De la même façon, l’entreprise principale ne peut pas imposer au sous-traitant ses propres méthodes et outils de travail. Cela relève des prérogatives de l’entreprise sous-traitante. En revanche, elle peut exiger le respect des règles de sécurité communes au chantier : port des équipements de protection, signalisation, accès, circulation, etc. Ces règles relèvent de la coordination du chantier et non d’un lien de subordination.

Sous-traitance et coordination SPS

Une coordination en matière de sécurité et de protection de la santé (SPS) est organisée pour tout chantier de bâtiment ou de génie civil où sont appelés à intervenir plusieurs travailleurs indépendants ou entreprises, entreprises sous-traitantes incluses.
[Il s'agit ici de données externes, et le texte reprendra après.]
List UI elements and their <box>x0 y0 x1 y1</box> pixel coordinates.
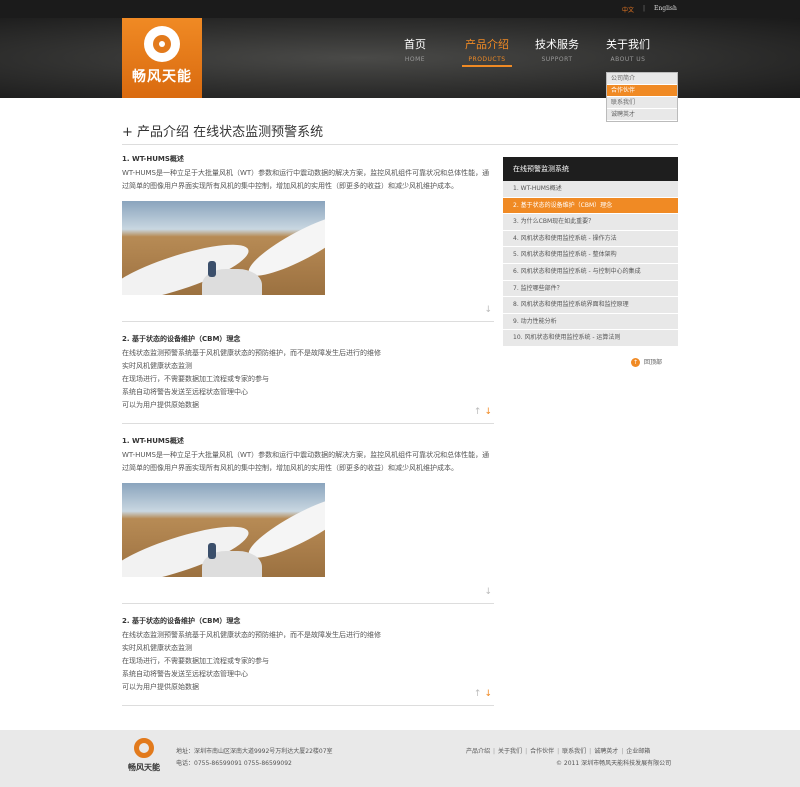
technician-figure <box>208 543 216 559</box>
technician-figure <box>208 261 216 277</box>
lang-english-link[interactable]: English <box>654 5 677 12</box>
footer-link-partners[interactable]: 合作伙伴 <box>530 748 554 755</box>
nav-products-sublabel: PRODUCTS <box>468 56 506 63</box>
nav-home[interactable]: 首页 HOME <box>398 36 432 63</box>
block-line: 在线状态监测预警系统基于风机健康状态的预防维护，而不是故障发生后进行的维修 <box>122 349 381 357</box>
sidebar: 在线预警监测系统 1. WT-HUMS概述 2. 基于状态的设备维护（CBM）理… <box>503 157 678 367</box>
arrow-down-icon[interactable]: ↓ <box>484 689 492 699</box>
nav-support[interactable]: 技术服务 SUPPORT <box>532 36 582 63</box>
footer-link-separator: | <box>525 748 528 755</box>
content-block-cbm: 2. 基于状态的设备维护（CBM）理念 在线状态监测预警系统基于风机健康状态的预… <box>122 604 494 706</box>
block-title: 1. WT-HUMS概述 <box>122 155 184 163</box>
wind-turbine-photo <box>122 483 325 577</box>
block-arrows: ↓ <box>484 587 492 597</box>
nav-about-sublabel: ABOUT US <box>610 56 646 63</box>
dropdown-item-contact[interactable]: 联系我们 <box>607 97 677 109</box>
arrow-up-icon[interactable]: ↑ <box>474 407 482 417</box>
dropdown-item-careers[interactable]: 诚聘英才 <box>607 109 677 121</box>
block-title: 1. WT-HUMS概述 <box>122 437 184 445</box>
nav-products-label: 产品介绍 <box>465 38 509 51</box>
top-bar: 中文 | English <box>0 0 800 18</box>
nav-about-label: 关于我们 <box>606 38 650 51</box>
dropdown-item-partners[interactable]: 合作伙伴 <box>607 85 677 97</box>
arrow-up-circle-icon: ↑ <box>631 358 640 367</box>
sidebar-item[interactable]: 3. 为什么CBM现在如此重要？ <box>503 214 678 231</box>
content-block-overview: 1. WT-HUMS概述 WT-HUMS是一种立足于大批量风机（WT）参数和运行… <box>122 424 494 604</box>
footer-link-careers[interactable]: 诚聘英才 <box>594 748 618 755</box>
footer-logo-text: 畅风天能 <box>128 763 160 772</box>
footer-address: 地址：深圳市南山区深南大道9992号万利达大厦22楼07室 <box>176 748 333 755</box>
sidebar-item[interactable]: 6. 风机状态和使用监控系统 - 与控制中心的集成 <box>503 263 678 281</box>
arrow-down-icon[interactable]: ↓ <box>484 587 492 597</box>
footer-logo[interactable]: 畅风天能 <box>122 738 166 778</box>
footer-phone: 电话：0755-86599091 0755-86599092 <box>176 760 292 767</box>
sidebar-title: 在线预警监测系统 <box>503 157 678 181</box>
sidebar-item[interactable]: 8. 风机状态和使用监控系统界面和监控原理 <box>503 297 678 314</box>
title-divider <box>122 144 678 145</box>
header: 畅风天能 首页 HOME 产品介绍 PRODUCTS 技术服务 SUPPORT … <box>0 18 800 98</box>
footer-link-email[interactable]: 企业邮箱 <box>626 748 650 755</box>
block-line: 实时风机健康状态监测 <box>122 644 192 652</box>
block-arrows: ↑ ↓ <box>474 407 492 417</box>
sidebar-item[interactable]: 1. WT-HUMS概述 <box>503 181 678 198</box>
lang-chinese-link[interactable]: 中文 <box>622 5 634 14</box>
block-line: 可以为用户提供原始数据 <box>122 401 199 409</box>
footer-logo-swirl-icon <box>134 738 154 758</box>
footer-link-separator: | <box>621 748 624 755</box>
sidebar-item[interactable]: 7. 监控哪些部件？ <box>503 280 678 298</box>
footer-link-contact[interactable]: 联系我们 <box>562 748 586 755</box>
content-block-overview: 1. WT-HUMS概述 WT-HUMS是一种立足于大批量风机（WT）参数和运行… <box>122 154 494 322</box>
footer-link-about[interactable]: 关于我们 <box>498 748 522 755</box>
sidebar-item[interactable]: 4. 风机状态和使用监控系统 - 操作方法 <box>503 230 678 248</box>
sidebar-item[interactable]: 10. 风机状态和使用监控系统 - 运算法则 <box>503 330 678 347</box>
block-title: 2. 基于状态的设备维护（CBM）理念 <box>122 617 241 625</box>
footer-link-separator: | <box>493 748 496 755</box>
logo-text: 畅风天能 <box>132 69 192 85</box>
arrow-down-icon[interactable]: ↓ <box>484 407 492 417</box>
block-line: 可以为用户提供原始数据 <box>122 683 199 691</box>
block-body: WT-HUMS是一种立足于大批量风机（WT）参数和运行中震动数据的解决方案，监控… <box>122 169 490 190</box>
nav-support-sublabel: SUPPORT <box>541 56 573 63</box>
block-body: WT-HUMS是一种立足于大批量风机（WT）参数和运行中震动数据的解决方案，监控… <box>122 451 490 472</box>
footer-link-separator: | <box>557 748 560 755</box>
sidebar-item-active[interactable]: 2. 基于状态的设备维护（CBM）理念 <box>503 197 678 215</box>
lang-separator: | <box>643 5 646 12</box>
block-arrows: ↓ <box>484 305 492 315</box>
sidebar-item[interactable]: 9. 动力性能分析 <box>503 313 678 331</box>
back-to-top-link[interactable]: ↑ 回顶部 <box>631 357 662 367</box>
nav-products[interactable]: 产品介绍 PRODUCTS <box>462 36 512 67</box>
logo[interactable]: 畅风天能 <box>122 18 202 98</box>
block-line: 实时风机健康状态监测 <box>122 362 192 370</box>
logo-swirl-icon <box>144 26 180 62</box>
block-arrows: ↑ ↓ <box>474 689 492 699</box>
block-line: 在现场进行，不需要数据加工流程或专家的参与 <box>122 375 269 383</box>
dropdown-item-company[interactable]: 公司简介 <box>607 73 677 85</box>
arrow-up-icon[interactable]: ↑ <box>474 689 482 699</box>
footer-links: 产品介绍 | 关于我们 | 合作伙伴 | 联系我们 | 诚聘英才 | 企业邮箱 <box>466 746 650 755</box>
about-dropdown-menu: 公司简介 合作伙伴 联系我们 诚聘英才 <box>606 72 678 122</box>
block-line: 在现场进行，不需要数据加工流程或专家的参与 <box>122 657 269 665</box>
block-line: 系统自动将警告发送至远程状态管理中心 <box>122 388 248 396</box>
arrow-down-icon[interactable]: ↓ <box>484 305 492 315</box>
back-to-top-label: 回顶部 <box>644 359 663 366</box>
nav-support-label: 技术服务 <box>535 38 579 51</box>
footer: 畅风天能 地址：深圳市南山区深南大道9992号万利达大厦22楼07室 电话：07… <box>0 730 800 787</box>
nav-home-sublabel: HOME <box>404 56 426 63</box>
sidebar-item[interactable]: 5. 风机状态和使用监控系统 - 整体架构 <box>503 247 678 264</box>
block-line: 系统自动将警告发送至远程状态管理中心 <box>122 670 248 678</box>
footer-copyright: © 2011 深圳市畅风天能科技发展有限公司 <box>556 760 672 767</box>
content-block-cbm: 2. 基于状态的设备维护（CBM）理念 在线状态监测预警系统基于风机健康状态的预… <box>122 322 494 424</box>
main-content: 1. WT-HUMS概述 WT-HUMS是一种立足于大批量风机（WT）参数和运行… <box>122 154 494 706</box>
page-title: + 产品介绍 在线状态监测预警系统 <box>122 125 324 140</box>
footer-link-products[interactable]: 产品介绍 <box>466 748 490 755</box>
nav-about[interactable]: 关于我们 ABOUT US <box>603 36 653 63</box>
wind-turbine-photo <box>122 201 325 295</box>
block-title: 2. 基于状态的设备维护（CBM）理念 <box>122 335 241 343</box>
footer-link-separator: | <box>589 748 592 755</box>
nav-home-label: 首页 <box>404 38 426 51</box>
block-line: 在线状态监测预警系统基于风机健康状态的预防维护，而不是故障发生后进行的维修 <box>122 631 381 639</box>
La coordination SPS permet de centraliser, auprès du coordonnateur SPS, les échanges entre des différents intervenants sans interférer avec la gestion des équipes.

Le sous-traitant doit participer, préalablement à son intervention, à une inspection commune organisée par le coordonnateur SPS. L'inspection commune sert notamment à préciser les consignes à observer ou à transmettre en fonction des travaux, mais également à analyser les risques en matière de coactivité résultant des travaux réalisés par l'entreprise et à prendre des mesures pour les prévenir.
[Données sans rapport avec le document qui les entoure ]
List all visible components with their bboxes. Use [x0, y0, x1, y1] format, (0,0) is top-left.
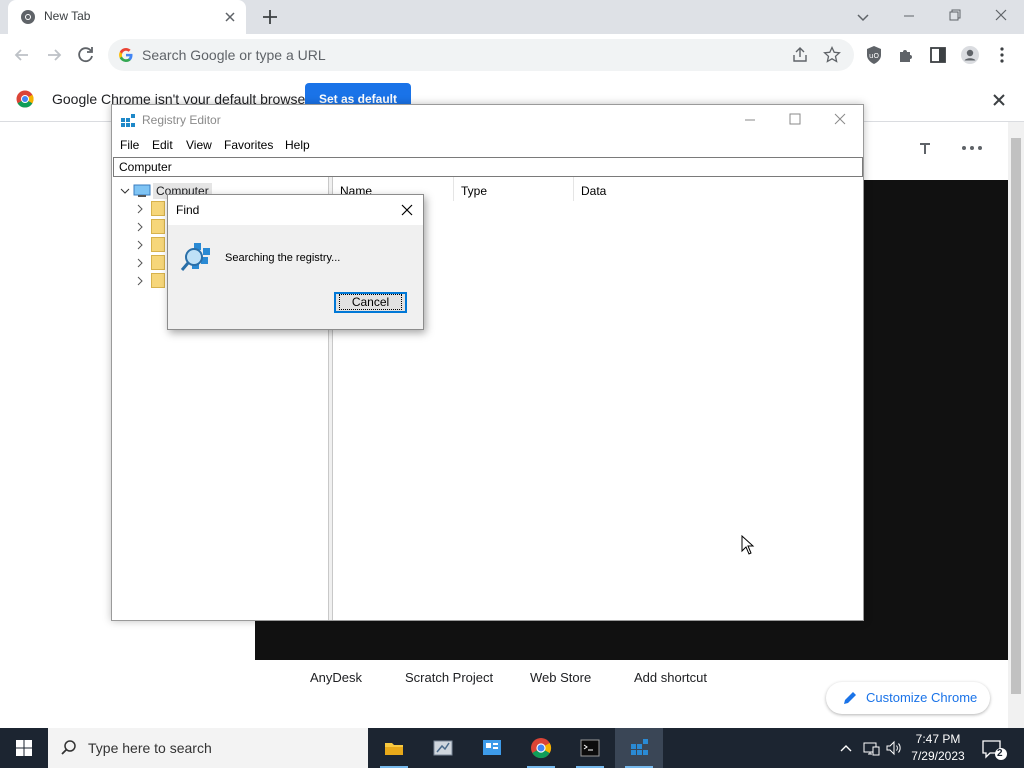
tab-new-tab[interactable]: New Tab [8, 0, 246, 34]
taskbar-app-tool[interactable] [419, 728, 467, 768]
infobar-close-icon[interactable] [990, 91, 1008, 109]
share-icon[interactable] [790, 45, 810, 65]
regedit-icon [631, 739, 648, 755]
back-icon[interactable] [8, 41, 36, 69]
notification-count-badge: 2 [997, 748, 1003, 759]
regedit-address-bar[interactable]: Computer [113, 157, 863, 177]
computer-icon [133, 184, 151, 197]
tab-search-chevron-icon[interactable] [850, 5, 876, 29]
column-header-data[interactable]: Data [574, 177, 863, 201]
menu-edit[interactable]: Edit [152, 138, 173, 152]
close-window-icon[interactable] [978, 0, 1024, 34]
ublock-shield-icon[interactable]: uO [860, 41, 888, 69]
customize-chrome-label: Customize Chrome [866, 690, 978, 705]
control-panel-icon [483, 740, 501, 755]
find-dialog: Find Searching the registry... Cancel [167, 194, 424, 330]
taskbar-file-explorer[interactable] [370, 728, 418, 768]
search-status-text: Searching the registry... [225, 252, 341, 264]
column-header-type[interactable]: Type [454, 177, 574, 201]
address-text: Computer [119, 160, 172, 174]
regedit-close-icon[interactable] [817, 105, 863, 135]
omnibox[interactable]: Search Google or type a URL [108, 39, 854, 71]
chrome-menu-icon[interactable] [988, 41, 1016, 69]
ntp-apps-icon[interactable] [916, 136, 996, 156]
chevron-right-icon[interactable] [135, 204, 145, 214]
shortcut-web-store[interactable]: Web Store [530, 670, 591, 685]
taskbar-clock[interactable]: 7:47 PM 7/29/2023 [906, 731, 970, 765]
cancel-button[interactable]: Cancel [334, 292, 407, 313]
google-g-icon [119, 48, 133, 62]
regedit-maximize-icon[interactable] [772, 105, 818, 135]
svg-text:uO: uO [869, 52, 879, 60]
close-icon[interactable] [399, 202, 415, 218]
pencil-icon [844, 692, 856, 704]
side-panel-icon[interactable] [924, 41, 952, 69]
network-icon[interactable] [861, 738, 881, 758]
taskbar-chrome[interactable] [517, 728, 565, 768]
folder-icon [151, 273, 165, 288]
taskbar-regedit[interactable] [615, 728, 663, 768]
folder-icon [385, 743, 403, 755]
shortcut-add[interactable]: Add shortcut [634, 670, 707, 685]
close-tab-icon[interactable] [220, 7, 240, 27]
taskbar-search-placeholder: Type here to search [88, 740, 212, 756]
shortcut-scratch-project[interactable]: Scratch Project [405, 670, 493, 685]
restore-icon[interactable] [932, 0, 978, 34]
chrome-tabstrip: New Tab [0, 0, 1024, 34]
folder-icon [151, 255, 165, 270]
regedit-title: Registry Editor [142, 113, 221, 127]
regedit-app-icon [121, 114, 135, 127]
tab-title: New Tab [44, 9, 91, 23]
find-dialog-title: Find [176, 203, 200, 217]
forward-icon[interactable] [40, 41, 68, 69]
tool-app-icon [433, 740, 453, 756]
menu-file[interactable]: File [120, 138, 139, 152]
chevron-right-icon[interactable] [135, 276, 145, 286]
taskbar-app-control[interactable] [468, 728, 516, 768]
volume-icon[interactable] [884, 738, 904, 758]
find-dialog-titlebar: Find [168, 195, 423, 225]
taskbar-terminal[interactable] [566, 728, 614, 768]
terminal-icon [580, 739, 600, 757]
chrome-favicon-icon [21, 10, 35, 24]
chevron-right-icon[interactable] [135, 240, 145, 250]
cancel-label: Cancel [338, 294, 403, 310]
shortcut-anydesk[interactable]: AnyDesk [310, 670, 362, 685]
clock-date: 7/29/2023 [911, 749, 965, 763]
regedit-menubar: File Edit View Favorites Help [112, 135, 863, 157]
folder-icon [151, 201, 165, 216]
profile-avatar-icon[interactable] [956, 41, 984, 69]
chrome-icon [531, 738, 552, 759]
registry-search-icon [180, 243, 210, 271]
menu-view[interactable]: View [186, 138, 212, 152]
taskbar-search-box[interactable]: Type here to search [48, 728, 368, 768]
chevron-right-icon[interactable] [135, 258, 145, 268]
page-scrollbar[interactable] [1008, 122, 1024, 728]
omnibox-placeholder: Search Google or type a URL [142, 47, 326, 63]
chrome-toolbar: Search Google or type a URL uO [0, 34, 1024, 76]
folder-icon [151, 237, 165, 252]
customize-chrome-button[interactable]: Customize Chrome [826, 682, 990, 714]
menu-favorites[interactable]: Favorites [224, 138, 273, 152]
extensions-puzzle-icon[interactable] [892, 41, 920, 69]
bookmark-star-icon[interactable] [822, 45, 842, 65]
regedit-titlebar: Registry Editor [112, 105, 863, 135]
menu-help[interactable]: Help [285, 138, 310, 152]
reload-icon[interactable] [72, 41, 100, 69]
new-tab-plus-icon[interactable] [258, 5, 282, 29]
minimize-icon[interactable] [886, 0, 932, 34]
chrome-logo-icon [16, 90, 34, 108]
notification-center-icon[interactable] [978, 736, 1008, 762]
chevron-up-icon[interactable] [836, 738, 856, 758]
clock-time: 7:47 PM [915, 732, 961, 746]
windows-taskbar: Type here to search 7:47 PM 7/29/2023 2 [0, 728, 1024, 768]
folder-icon [151, 219, 165, 234]
scrollbar-thumb[interactable] [1011, 138, 1021, 694]
windows-start-icon[interactable] [0, 728, 48, 768]
regedit-minimize-icon[interactable] [727, 105, 773, 135]
chevron-down-icon[interactable] [120, 186, 130, 196]
chevron-right-icon[interactable] [135, 222, 145, 232]
mouse-cursor-icon [741, 535, 755, 555]
search-icon [61, 740, 76, 755]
L’inspection doit avoir lieu avant la remise du plan particulier de sécurité et de protection de la santé (PPSPS) afin que les éléments de l’inspection y soient intégrés et qu’il tienne compte des particularités et des contraintes spécifiques au chantier (environnement, approvisionnement, accès, règles spécifiques…).

En effet, lorsqu’un sous-traitant intervient sur une opération soumise au dispositif de coordination SPS, il doit rédiger un PPSPS (plan particulier de sécurité et de protection de la santé) ou un PPSPS simplifié, en fonction de la durée de l’intervention et de l’existence ou non de risques particuliers.
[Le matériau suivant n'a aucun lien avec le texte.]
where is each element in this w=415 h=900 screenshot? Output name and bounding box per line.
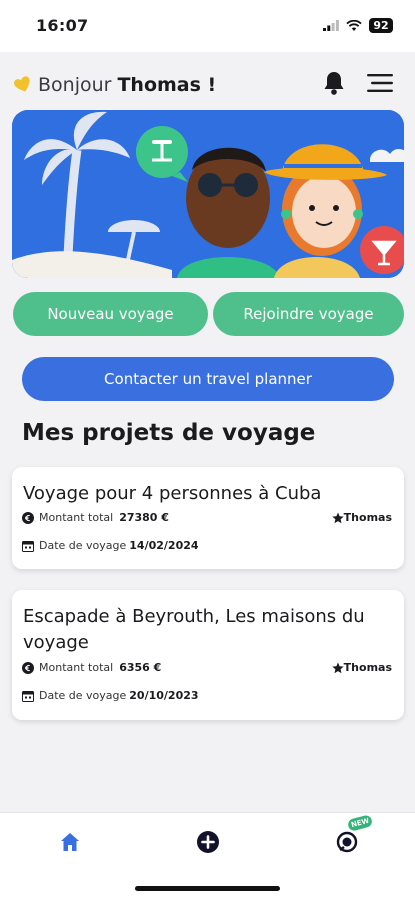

Le PPSPS est élaboré par chaque entreprise intervenante à partir des informations contenues dans le plan général de coordination SPS, des mesures de prévention prises à la suite de l'évaluation des risques transcrite dans son document unique, et des échanges lors de l'inspection commune réalisée avec le coordonnateur SPS.

Le PPSPS est ainsi à la fois un outil d'organisation opérationnel au service des entreprises et du coordonnateur SPS, et un outil de prévention des risques : il permet à chaque entreprise concernée de préparer son chantier, de former ses travailleurs et de s'adapter aux évolutions du chantier.

Le contrôle de l’entreprise principale

L’entreprise principale et le coordonnateur SPS peuvent intervenir si les règles communes de sécurité du chantier ne sont pas respectées par l’entreprise sous-traitante  : port des équipements de protection individuelle, règles de balisage, règles de circulation …

Le donneur d’ordre doit toutefois respecter l’indépendance du sous-traitant sur le chantier. A titre d’exemple, il ne doit réaliser que périodiquement un contrôle de l’avancement et de la qualité des travaux. Il ne doit ni donner de directives au sous-traitant et aux salariés de ce dernier, sur l’organisation de leur emploi du temps sur le chantier, ni intervenir sur les méthodes de travail propres au sous-traitant. Plus généralement, l'entreprise principale ne peut pas donner d’ordres directs aux salariés du sous-traitant, au risque de créer un lien de subordination déguisé.

Les réunions de chantier sont également l’occasion de favoriser les échanges autour de la prévention de risques professionnels et des questions de sécurité. L’entreprise sous-traitante peut y prendre part pour partager ses observations, ses contraintes ou encore ses propositions tout en gardant son pouvoir de décision sur ses méthodes de travail.